By default your app is private — only you can see it. To bring others in, paste an email address or a Hatchable handle and pick "Can use" or "Can edit." They get an invite, sign in, and they're in. No seat limits. Invite your family, your team, your whole book club.

Want it on the open web instead? That's a one-click flip in the project settings — see Sharing & selling for what each option costs.

6

Change anything by talking

Forgot a feature? Spot a bug? Want a different color scheme? Go back to the chat box and say so. The AI rewrites the relevant pieces and redeploys. Every change is tracked, so if a new version breaks something you can roll back with one click.

You, two days later
Add a "missed chore" badge that shows up next to a kid's name when they've skipped something for two days in a row.
→ Done. Took 22 seconds. Open the parent view to see the new badge — Maya's got one already.

You're never stuck with the first version. The whole point is that you keep talking to it, and the app keeps getting closer to what you actually wanted.

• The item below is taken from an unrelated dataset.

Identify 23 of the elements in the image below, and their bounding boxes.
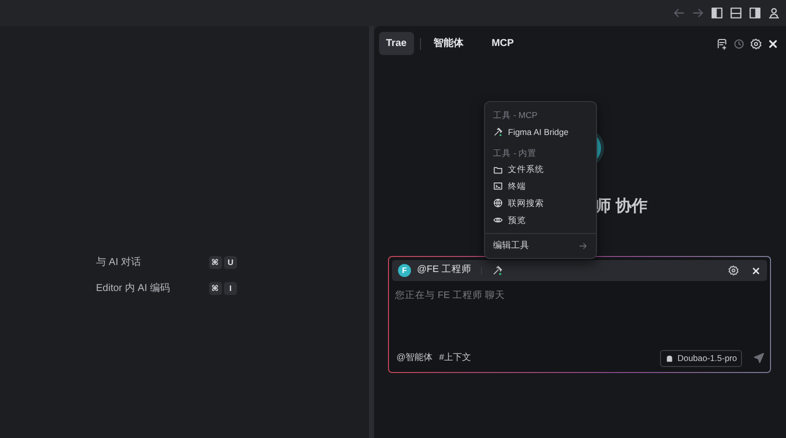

Where to look in your console: the Code tab shows every file in your project plus a History sub-tab where each change is a labeled entry — the AI's request as the title, its plain-language summary as the body. Once you publish your site to the web, new changes land as drafts at your-app-draft.hatchable.site first, where only you and your collaborators can see them. You click Promote to live when each one's ready. Your live site stays untouched until you do.

That's the whole thing.

If you've got an idea right now — even a fuzzy one — you can have a working version of it before lunch.